Layka’nin Yolu

0 Posted by - 10 Mayıs 2013 - Ana Sayfa, Genel

Gectigimiz Cumartesi (4 Mayis) Dunya Star Wars gunuydu. Neredeyse tum serinin mottosu haline gelmis “May the force be with you” cumlesinin, mayis ayina devsirilmesinden elde edilmis bugun, tum yurtta ve komsu ulkelerde coskuyla kutlandi. Eline isin kilici alan her genc, guce asil dengeyi kendisinin getirecegini, denge getirmekle de kalmayip, Karanlik tarafin amina koyacaginin sozunu verdi. Padawanindan, masterina tum yurekler Wookie’lerin ozluk haklarina kavusmasi icin yanip tutustu.

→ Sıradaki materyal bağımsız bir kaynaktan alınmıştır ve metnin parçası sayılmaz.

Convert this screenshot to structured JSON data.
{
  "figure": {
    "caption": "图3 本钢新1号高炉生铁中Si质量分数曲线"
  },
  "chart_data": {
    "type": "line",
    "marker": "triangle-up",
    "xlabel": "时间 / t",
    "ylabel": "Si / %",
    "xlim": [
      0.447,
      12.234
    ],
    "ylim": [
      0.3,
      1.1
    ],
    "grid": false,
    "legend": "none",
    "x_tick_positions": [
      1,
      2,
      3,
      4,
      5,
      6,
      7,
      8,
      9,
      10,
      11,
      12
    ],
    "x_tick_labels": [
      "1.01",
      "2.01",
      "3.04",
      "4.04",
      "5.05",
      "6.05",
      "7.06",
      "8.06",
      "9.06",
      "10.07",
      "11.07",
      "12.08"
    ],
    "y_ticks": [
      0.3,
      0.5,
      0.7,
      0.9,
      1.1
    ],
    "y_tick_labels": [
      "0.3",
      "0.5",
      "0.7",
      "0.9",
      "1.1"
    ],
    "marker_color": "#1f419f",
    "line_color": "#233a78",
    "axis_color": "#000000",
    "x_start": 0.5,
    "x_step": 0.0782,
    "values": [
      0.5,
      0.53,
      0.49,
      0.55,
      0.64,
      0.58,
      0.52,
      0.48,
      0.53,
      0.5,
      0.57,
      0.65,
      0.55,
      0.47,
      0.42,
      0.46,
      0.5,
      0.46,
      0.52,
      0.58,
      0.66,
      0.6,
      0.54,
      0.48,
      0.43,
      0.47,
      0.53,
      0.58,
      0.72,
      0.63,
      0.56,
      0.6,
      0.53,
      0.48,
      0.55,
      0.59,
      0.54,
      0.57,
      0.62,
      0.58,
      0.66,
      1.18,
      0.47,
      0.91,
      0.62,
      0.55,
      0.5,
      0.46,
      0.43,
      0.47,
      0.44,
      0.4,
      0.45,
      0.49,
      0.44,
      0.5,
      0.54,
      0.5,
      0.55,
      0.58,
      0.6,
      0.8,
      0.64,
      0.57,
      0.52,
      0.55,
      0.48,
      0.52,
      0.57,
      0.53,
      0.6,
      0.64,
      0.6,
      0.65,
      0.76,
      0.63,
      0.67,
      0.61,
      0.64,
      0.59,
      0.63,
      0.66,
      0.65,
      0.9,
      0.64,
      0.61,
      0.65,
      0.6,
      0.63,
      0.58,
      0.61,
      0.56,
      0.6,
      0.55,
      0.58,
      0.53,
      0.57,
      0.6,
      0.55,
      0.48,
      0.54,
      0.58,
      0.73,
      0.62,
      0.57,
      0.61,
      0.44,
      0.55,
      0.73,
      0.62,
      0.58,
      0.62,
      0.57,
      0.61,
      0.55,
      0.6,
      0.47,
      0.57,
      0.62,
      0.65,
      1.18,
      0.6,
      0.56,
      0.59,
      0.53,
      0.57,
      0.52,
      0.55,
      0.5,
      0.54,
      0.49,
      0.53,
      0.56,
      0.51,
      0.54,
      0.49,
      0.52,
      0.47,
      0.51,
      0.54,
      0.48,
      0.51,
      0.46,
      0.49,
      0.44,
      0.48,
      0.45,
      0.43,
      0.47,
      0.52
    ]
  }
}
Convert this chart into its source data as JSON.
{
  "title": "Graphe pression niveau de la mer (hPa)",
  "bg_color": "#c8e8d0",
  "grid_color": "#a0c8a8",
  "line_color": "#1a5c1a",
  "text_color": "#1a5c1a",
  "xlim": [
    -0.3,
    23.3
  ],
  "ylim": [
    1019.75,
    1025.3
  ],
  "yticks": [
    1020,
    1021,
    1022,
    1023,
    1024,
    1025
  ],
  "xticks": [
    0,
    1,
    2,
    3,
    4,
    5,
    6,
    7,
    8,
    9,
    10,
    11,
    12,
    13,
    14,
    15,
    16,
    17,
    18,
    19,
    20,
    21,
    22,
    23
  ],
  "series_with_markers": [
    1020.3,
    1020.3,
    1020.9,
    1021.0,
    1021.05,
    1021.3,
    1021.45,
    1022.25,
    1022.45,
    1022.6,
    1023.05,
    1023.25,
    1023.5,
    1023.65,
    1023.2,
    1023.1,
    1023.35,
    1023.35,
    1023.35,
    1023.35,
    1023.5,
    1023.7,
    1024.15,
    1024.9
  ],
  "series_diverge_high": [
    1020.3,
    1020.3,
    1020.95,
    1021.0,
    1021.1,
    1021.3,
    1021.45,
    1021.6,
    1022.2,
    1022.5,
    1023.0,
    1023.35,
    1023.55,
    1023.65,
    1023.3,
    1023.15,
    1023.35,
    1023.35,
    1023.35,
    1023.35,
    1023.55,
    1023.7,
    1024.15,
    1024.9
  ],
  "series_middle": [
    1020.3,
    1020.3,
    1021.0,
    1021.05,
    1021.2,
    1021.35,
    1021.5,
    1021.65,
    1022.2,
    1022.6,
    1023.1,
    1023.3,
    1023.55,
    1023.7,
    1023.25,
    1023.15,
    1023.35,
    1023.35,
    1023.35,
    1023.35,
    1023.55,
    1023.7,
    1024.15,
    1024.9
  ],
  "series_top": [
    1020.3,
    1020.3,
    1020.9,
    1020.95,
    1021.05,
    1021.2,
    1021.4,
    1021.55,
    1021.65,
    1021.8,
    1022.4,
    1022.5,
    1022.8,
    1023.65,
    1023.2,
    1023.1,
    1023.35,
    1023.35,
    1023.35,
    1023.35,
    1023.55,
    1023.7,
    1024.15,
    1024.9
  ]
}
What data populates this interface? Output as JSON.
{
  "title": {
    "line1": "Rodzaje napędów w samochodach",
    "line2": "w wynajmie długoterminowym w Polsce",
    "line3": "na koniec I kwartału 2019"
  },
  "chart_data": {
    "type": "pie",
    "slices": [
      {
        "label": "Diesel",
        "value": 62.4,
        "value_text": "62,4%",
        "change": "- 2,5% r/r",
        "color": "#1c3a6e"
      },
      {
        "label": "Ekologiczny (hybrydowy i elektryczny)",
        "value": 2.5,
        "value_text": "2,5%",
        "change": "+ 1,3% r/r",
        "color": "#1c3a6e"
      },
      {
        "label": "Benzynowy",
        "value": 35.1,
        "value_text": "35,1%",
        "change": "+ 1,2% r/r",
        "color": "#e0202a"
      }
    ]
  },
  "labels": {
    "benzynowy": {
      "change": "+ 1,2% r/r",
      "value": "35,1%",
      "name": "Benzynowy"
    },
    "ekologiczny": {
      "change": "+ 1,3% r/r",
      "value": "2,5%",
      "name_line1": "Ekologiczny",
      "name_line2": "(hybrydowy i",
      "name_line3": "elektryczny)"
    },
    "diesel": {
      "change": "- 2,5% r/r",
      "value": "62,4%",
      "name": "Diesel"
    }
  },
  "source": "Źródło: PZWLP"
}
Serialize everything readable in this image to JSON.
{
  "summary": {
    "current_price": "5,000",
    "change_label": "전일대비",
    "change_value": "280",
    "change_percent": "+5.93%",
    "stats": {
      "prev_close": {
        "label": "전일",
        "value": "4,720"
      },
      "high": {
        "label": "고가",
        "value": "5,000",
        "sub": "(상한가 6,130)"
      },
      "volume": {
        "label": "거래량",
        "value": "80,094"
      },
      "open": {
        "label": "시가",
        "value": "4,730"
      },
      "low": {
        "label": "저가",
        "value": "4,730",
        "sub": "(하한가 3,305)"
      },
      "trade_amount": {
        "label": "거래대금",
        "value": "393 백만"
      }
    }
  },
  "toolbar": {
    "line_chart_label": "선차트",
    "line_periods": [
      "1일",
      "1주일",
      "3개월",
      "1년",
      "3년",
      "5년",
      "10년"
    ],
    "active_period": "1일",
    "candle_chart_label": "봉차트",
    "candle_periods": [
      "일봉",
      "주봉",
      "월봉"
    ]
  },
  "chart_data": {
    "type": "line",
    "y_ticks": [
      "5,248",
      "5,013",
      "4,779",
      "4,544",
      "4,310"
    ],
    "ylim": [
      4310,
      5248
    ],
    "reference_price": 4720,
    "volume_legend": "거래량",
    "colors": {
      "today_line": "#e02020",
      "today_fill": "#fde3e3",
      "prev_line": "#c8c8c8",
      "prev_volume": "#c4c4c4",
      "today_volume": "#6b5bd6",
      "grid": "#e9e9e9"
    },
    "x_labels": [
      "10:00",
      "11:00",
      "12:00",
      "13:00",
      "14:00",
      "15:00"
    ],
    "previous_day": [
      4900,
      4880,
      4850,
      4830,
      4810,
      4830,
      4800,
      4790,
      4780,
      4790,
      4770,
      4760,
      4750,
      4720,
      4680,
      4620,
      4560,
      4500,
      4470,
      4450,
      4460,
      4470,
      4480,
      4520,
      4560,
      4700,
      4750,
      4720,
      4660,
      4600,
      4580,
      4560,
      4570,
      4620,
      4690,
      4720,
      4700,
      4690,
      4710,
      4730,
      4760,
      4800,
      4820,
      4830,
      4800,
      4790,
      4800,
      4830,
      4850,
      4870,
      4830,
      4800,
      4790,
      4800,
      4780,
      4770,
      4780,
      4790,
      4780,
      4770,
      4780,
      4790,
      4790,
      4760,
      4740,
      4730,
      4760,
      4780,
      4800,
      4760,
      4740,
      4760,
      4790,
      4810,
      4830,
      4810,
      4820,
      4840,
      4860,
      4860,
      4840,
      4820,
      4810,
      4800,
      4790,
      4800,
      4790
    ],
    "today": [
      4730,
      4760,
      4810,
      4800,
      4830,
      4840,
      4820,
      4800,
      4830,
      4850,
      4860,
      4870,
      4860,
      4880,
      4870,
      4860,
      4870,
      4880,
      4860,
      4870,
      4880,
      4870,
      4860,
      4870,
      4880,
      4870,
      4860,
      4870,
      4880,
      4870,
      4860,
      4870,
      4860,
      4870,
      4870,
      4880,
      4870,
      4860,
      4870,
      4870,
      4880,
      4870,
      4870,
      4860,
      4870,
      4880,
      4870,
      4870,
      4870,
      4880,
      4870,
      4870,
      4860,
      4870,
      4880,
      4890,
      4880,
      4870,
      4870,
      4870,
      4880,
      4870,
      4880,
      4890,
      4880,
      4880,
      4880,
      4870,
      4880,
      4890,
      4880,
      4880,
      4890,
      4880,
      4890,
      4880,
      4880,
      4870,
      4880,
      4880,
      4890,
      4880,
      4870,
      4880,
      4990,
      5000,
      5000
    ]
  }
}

Bu alternatif giristen sonra asil konumuza donebiliriz. Evet, gectigimiz Cumartesi gercekten de Dunya Star Wars gunuydu. 6 filmlik efsane serinin devaminin cekilecegi gectigimiz aylarda Walt Disney Studio’larinin Lucas filmi 4.2 milyar $ vererek satin almasinin ardindan aciklanmisti. Serinin 7. filmini J.J. Abrams’in yonetecegi, hatta eski kadronun as oyunculari olan Luke Skywalker (Mark Hamill), Han Solo (Harrison Ford) ve  Princess Leia (Carrie Fish) nin yeni bolumde oynayacagi fisiltilari dolasmaya baslamisti.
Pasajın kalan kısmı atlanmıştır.